Wednesday nights I would sneak out through the basement to go out dancing at a club with that hosted Psychedelic Wednesdays.
The DJ would pump out Led Zeppelin, Cream, Deep Purple, Santana and the odd one-off like Tommy James and The Shondells' "Crimson and Clover" or Nancy Sinatra's "These Boots". You know the playlist
I never dressed up for these nights - I think tmy standard uniform when i was NOT in uniform was leggings, combat boots and some kind of baggy T-Shirt dress. My friends and I would dance until last call. We were too broke to get drunk. Maybe we got a bottle of black label at the bar,
We rarely let someone buy us drinks. We weren't there to pick up, but to dance.
There was a part of me that wanted to be super-thin at the time, as I was certain that no boy would find my soft self attractive, so I decided to join weight watchers and slim down. It was all "half a cup of lowfat cottage cheese" bullshit, but I tried it out regardless.

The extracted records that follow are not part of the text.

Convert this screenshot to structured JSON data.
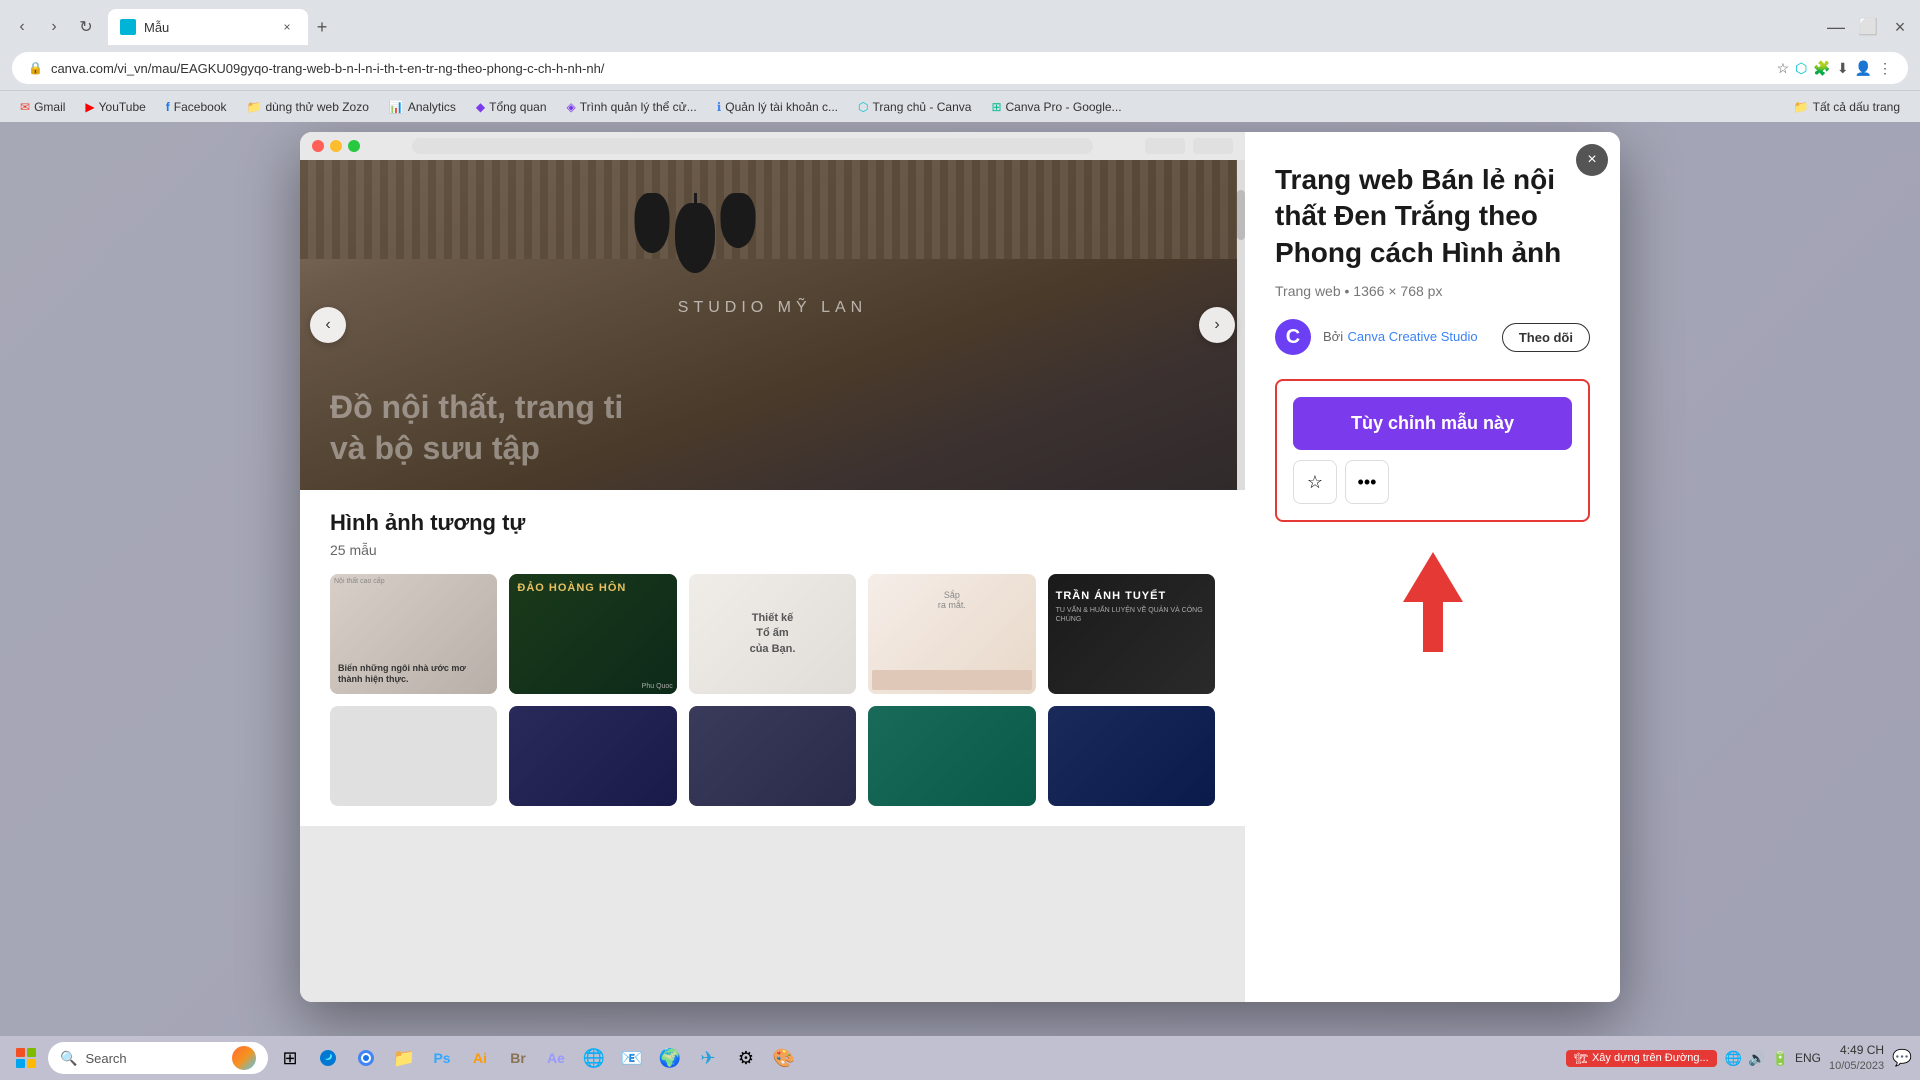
{
  "browser": {
    "tab": {
      "label": "Mẫu",
      "favicon_color": "#00b4d8"
    },
    "address": "canva.com/vi_vn/mau/EAGKU09gyqo-trang-web-b-n-l-n-i-th-t-en-tr-ng-theo-phong-c-ch-h-nh-nh/",
    "bookmarks": [
      {
        "label": "Gmail",
        "icon": "✉",
        "color": "#ea4335"
      },
      {
        "label": "YouTube",
        "icon": "▶",
        "color": "#ff0000"
      },
      {
        "label": "Facebook",
        "icon": "f",
        "color": "#1877f2"
      },
      {
        "label": "dùng thử web Zozo",
        "icon": "📁",
        "color": "#ffd700"
      },
      {
        "label": "Analytics",
        "icon": "📊",
        "color": "#4285f4"
      },
      {
        "label": "Tổng quan",
        "icon": "◆",
        "color": "#7c3aed"
      },
      {
        "label": "Trình quản lý thể cử...",
        "icon": "◈",
        "color": "#7c3aed"
      },
      {
        "label": "Quản lý tài khoản c...",
        "icon": "ℹ",
        "color": "#4285f4"
      },
      {
        "label": "Trang chủ - Canva",
        "icon": "⬡",
        "color": "#00c4cc"
      },
      {
        "label": "Canva Pro - Google...",
        "icon": "⊞",
        "color": "#00b88a"
      },
      {
        "label": "Tất cả dấu trang",
        "icon": "»",
        "color": "#555"
      }
    ]
  },
  "modal": {
    "close_label": "×",
    "preview": {
      "studio_text": "STUDIO MỸ LAN",
      "overlay_text": "Đồ nội thất, trang trí\nvà bộ sưu tập"
    },
    "template": {
      "title": "Trang web Bán lẻ nội thất Đen Trắng theo Phong cách Hình ảnh",
      "meta": "Trang web • 1366 × 768 px",
      "author_by": "Bởi",
      "author_name": "Canva Creative Studio",
      "follow_label": "Theo dõi",
      "customize_label": "Tùy chỉnh mẫu này"
    },
    "similar": {
      "title": "Hình ảnh tương tự",
      "count": "25 mẫu",
      "cards": [
        {
          "label": "Biến những ngôi nhà ước mơ thành hiện thực.",
          "style": "card-1"
        },
        {
          "label": "ĐẢO HOÀNG HÔN",
          "style": "card-2"
        },
        {
          "label": "Thiết kế Tổ ấm của Bạn.",
          "style": "card-3"
        },
        {
          "label": "Sắp ra mắt.",
          "style": "card-4"
        },
        {
          "label": "TRẦN ÁNH TUYẾT",
          "style": "card-5"
        }
      ],
      "cards2": [
        {
          "label": "",
          "style": "card-6"
        },
        {
          "label": "",
          "style": "card-7"
        },
        {
          "label": "",
          "style": "card-8"
        },
        {
          "label": "",
          "style": "card-9"
        },
        {
          "label": "",
          "style": "card-10"
        }
      ]
    }
  },
  "taskbar": {
    "search_label": "Search",
    "notification_label": "Xây dựng trên Đường...",
    "time": "4:49 CH",
    "lang": "ENG"
  }
}
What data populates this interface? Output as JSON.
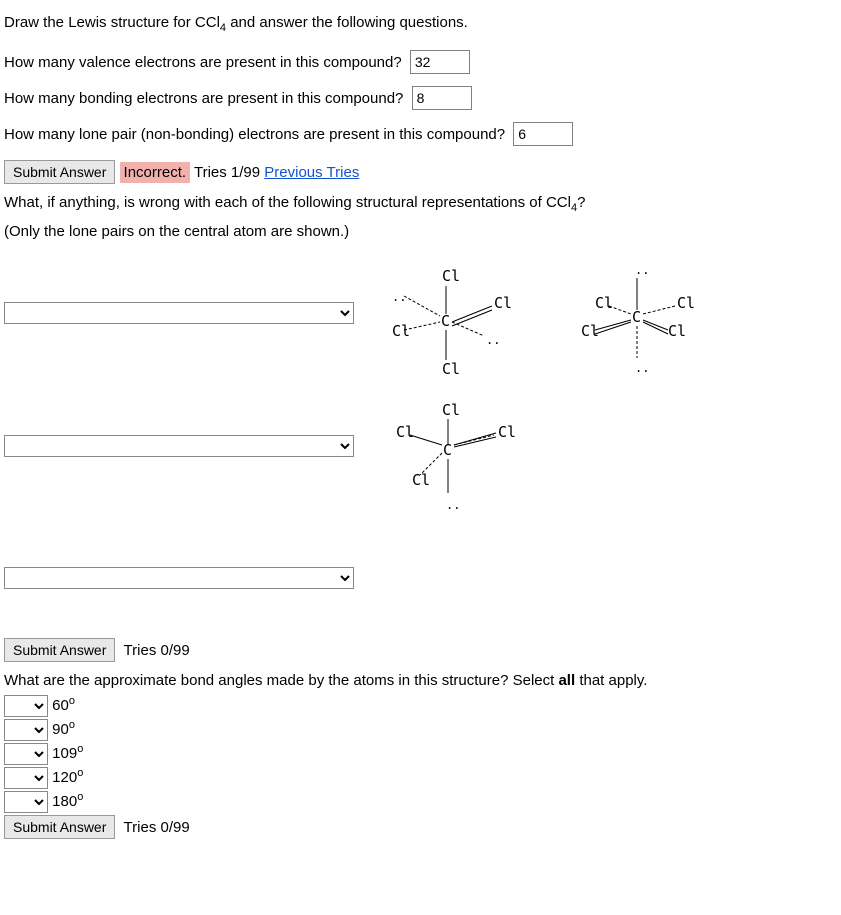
{
  "intro": {
    "prefix": "Draw the Lewis structure for CCl",
    "sub": "4",
    "suffix": " and answer the following questions."
  },
  "q1": {
    "text": "How many valence electrons are present in this compound?",
    "value": "32"
  },
  "q2": {
    "text": "How many bonding electrons are present in this compound?",
    "value": "8"
  },
  "q3": {
    "text": "How many lone pair (non-bonding) electrons are present in this compound?",
    "value": "6"
  },
  "feedback1": {
    "submit": "Submit Answer",
    "status": "Incorrect.",
    "tries": " Tries 1/99 ",
    "prev": "Previous Tries"
  },
  "struct_q": {
    "prefix": "What, if anything, is wrong with each of the following structural representations of CCl",
    "sub": "4",
    "suffix": "?",
    "line2": "(Only the lone pairs on the central atom are shown.)"
  },
  "feedback2": {
    "submit": "Submit Answer",
    "tries": "Tries 0/99"
  },
  "angles_q": {
    "prefix": "What are the approximate bond angles made by the atoms in this structure? Select ",
    "bold": "all",
    "suffix": " that apply."
  },
  "angles": {
    "opt1": "60",
    "opt2": "90",
    "opt3": "109",
    "opt4": "120",
    "opt5": "180",
    "deg": "o"
  },
  "feedback3": {
    "submit": "Submit Answer",
    "tries": "Tries 0/99"
  }
}
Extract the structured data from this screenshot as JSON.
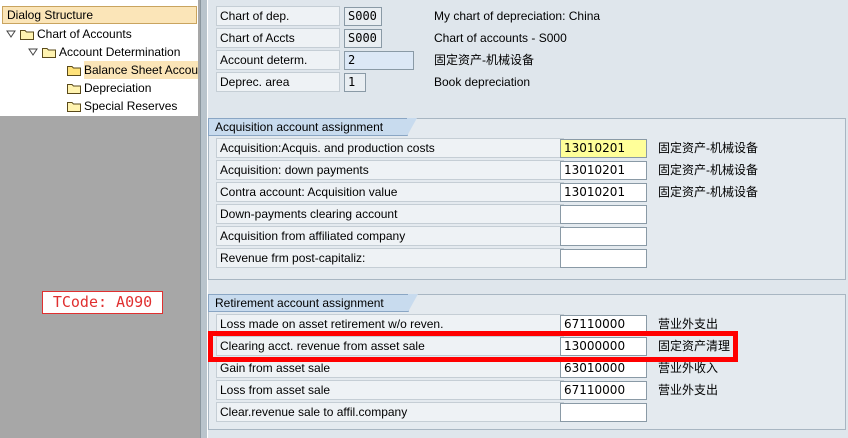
{
  "dialog_structure": {
    "header": "Dialog Structure",
    "nodes": [
      {
        "label": "Chart of Accounts",
        "expanded": true
      },
      {
        "label": "Account Determination",
        "expanded": true
      },
      {
        "label": "Balance Sheet Accou",
        "selected": true
      },
      {
        "label": "Depreciation"
      },
      {
        "label": "Special Reserves"
      }
    ]
  },
  "tcode_annotation": "TCode: A090",
  "header_fields": [
    {
      "label": "Chart of dep.",
      "value": "S000",
      "description": "My chart of depreciation: China"
    },
    {
      "label": "Chart of Accts",
      "value": "S000",
      "description": "Chart of accounts - S000"
    },
    {
      "label": "Account determ.",
      "value": "2",
      "description": "固定资产-机械设备"
    },
    {
      "label": "Deprec. area",
      "value": "1",
      "description": "Book depreciation"
    }
  ],
  "acquisition_group": {
    "title": "Acquisition account assignment",
    "rows": [
      {
        "label": "Acquisition:Acquis. and production costs",
        "value": "13010201",
        "description": "固定资产-机械设备"
      },
      {
        "label": "Acquisition: down payments",
        "value": "13010201",
        "description": "固定资产-机械设备"
      },
      {
        "label": "Contra account: Acquisition value",
        "value": "13010201",
        "description": "固定资产-机械设备"
      },
      {
        "label": "Down-payments clearing account",
        "value": "",
        "description": ""
      },
      {
        "label": "Acquisition from affiliated company",
        "value": "",
        "description": ""
      },
      {
        "label": "Revenue frm post-capitaliz:",
        "value": "",
        "description": ""
      }
    ]
  },
  "retirement_group": {
    "title": "Retirement account assignment",
    "rows": [
      {
        "label": "Loss made on asset retirement w/o reven.",
        "value": "67110000",
        "description": "营业外支出"
      },
      {
        "label": "Clearing acct. revenue from asset sale",
        "value": "13000000",
        "description": "固定资产清理"
      },
      {
        "label": "Gain from asset sale",
        "value": "63010000",
        "description": "营业外收入"
      },
      {
        "label": "Loss from asset sale",
        "value": "67110000",
        "description": "营业外支出"
      },
      {
        "label": "Clear.revenue sale to affil.company",
        "value": "",
        "description": ""
      }
    ]
  },
  "icons": {
    "tree_expanded": "triangle-down-icon",
    "tree_folder": "folder-icon",
    "search_help": "value-help-icon"
  },
  "colors": {
    "highlight_border": "#ff0000",
    "focused_field": "#ffff99",
    "tree_selected": "#fbe5b8",
    "tcode_text": "#e03030"
  }
}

Shortly into my calorie-counting tenure, my friend asked me to go dancing with her on a Friday night. Same club, but I think it was bad house music night, and since i knew the bouncers from Wednesday, I knew we would get in. Well there was my Wednesday Night refuge, but instead of 2nd generation hippies, there were these dudes in shiny shirts and girls with tight pony tails and big hoop earrings.
People were kind of dirty dancing and checking each other out. My friend was doing her sexy flirty schtick and chatting up a cop who was totally diggign her (bet he didn't know she was 17), and I was bored, irritated at the music, and all of this was exacerbated by hunger from my reduced calorie diet. So stupid. Why was I starving so that I could impress stupid guys, I thought, suddenly.
I abandoned my friend, came home, opened the fridge, and ate a huge piece of apple crumble. And then another. And went to my room and put on the Pixies. And I felt much better.